Types & Reasons For Conducting a Body CAT Scan

Submitted on March 27, 2012

The body CAT scan or CT scans are abbreviations for Computed Axial Tomography and Computed Tomography tests. The CT scan is a non invasive procedure to help healthcare providers have a better understanding of prevailing health conditions and decide the course of treatment accordingly. The CT scan is a combination of x-ray equipment and computers which together produce clear images of the internal body. The cross sectional pictures generated by the x-ray machine can then be studied on the computer and can also be printed. CT scans help provide images of internal organs, blood vessels, bones, soft tissues. A comprehensive view helps study the organs better as compared to a regular x-ray test. Musculoskeletal disorders, tissue damage, blockages, diseases, abnormalities, cardiac diseases and cancers can be diagnosed with the help of a CT scan.

Types of Body CAT Scan

Different types of x-ray CT systems may be used depending on the need for information as decided by your physician. Some commonly known scan include whole or full body scan, 64 slice CT scan and EBT ( Electron Beam Tomography) body scan. The EBT body scan is mainly used to scan for calcium deposits on the walls of the arteries of the heart. Multi slice CT scans such as 64 slice CT scan provide wafer thin sections of body structures to help provide clarity to the object being scanned. CT scans are an advantage to determine the possibility of health disorders and monitor the benefits of treatment.
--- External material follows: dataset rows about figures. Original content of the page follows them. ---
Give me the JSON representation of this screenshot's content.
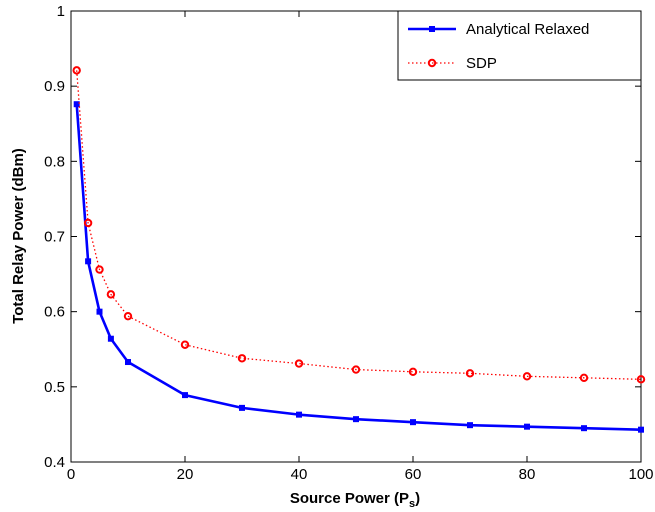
{
  "chart_data": {
    "type": "line",
    "title": "",
    "xlabel": "Source Power (P",
    "xlabel_sub": "s",
    "xlabel_close": ")",
    "ylabel": "Total Relay Power (dBm)",
    "xlim": [
      0,
      100
    ],
    "ylim": [
      0.4,
      1.0
    ],
    "x_ticks": [
      0,
      20,
      40,
      60,
      80,
      100
    ],
    "x_tick_labels": [
      "0",
      "20",
      "40",
      "60",
      "80",
      "100"
    ],
    "y_ticks": [
      0.4,
      0.5,
      0.6,
      0.7,
      0.8,
      0.9,
      1.0
    ],
    "y_tick_labels": [
      "0.4",
      "0.5",
      "0.6",
      "0.7",
      "0.8",
      "0.9",
      "1"
    ],
    "grid": false,
    "legend_position": "top-right",
    "series": [
      {
        "name": "Analytical Relaxed",
        "color": "#0000ff",
        "line_style": "solid",
        "marker": "square",
        "x": [
          1,
          3,
          5,
          7,
          10,
          20,
          30,
          40,
          50,
          60,
          70,
          80,
          90,
          100
        ],
        "values": [
          0.876,
          0.667,
          0.6,
          0.564,
          0.533,
          0.489,
          0.472,
          0.463,
          0.457,
          0.453,
          0.449,
          0.447,
          0.445,
          0.443
        ]
      },
      {
        "name": "SDP",
        "color": "#ff0000",
        "line_style": "dotted",
        "marker": "circle",
        "x": [
          1,
          3,
          5,
          7,
          10,
          20,
          30,
          40,
          50,
          60,
          70,
          80,
          90,
          100
        ],
        "values": [
          0.921,
          0.718,
          0.656,
          0.623,
          0.594,
          0.556,
          0.538,
          0.531,
          0.523,
          0.52,
          0.518,
          0.514,
          0.512,
          0.51
        ]
      }
    ]
  }
}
A full body CAT scan produces clear 3D images in a short span of time. A full body scan comprises of images that range from the chin to the hip. While doing the scan the patient is expected to hold the breath to ensure clarity in images that are provided by the x-ray equipment. A full body CAT scan can provide varied information pertaining to possibility or existence of health disorders such as cancers, coronary heart diseases, lung cancers and breast cancer. Cancers and heart diseases detected after a full body CT scan are manageable or treatable only if it is detected early.

CT scans are usually advised to those who have symptoms or show signs of having a type of health disorder. A CT scan then aids the physician in deciding the course of treatment with better understanding of the patient’s health condition. CT scans expose the body to high levels of radiation and is therefore not advisable for those choosing a CT scan as a preventive mechanism.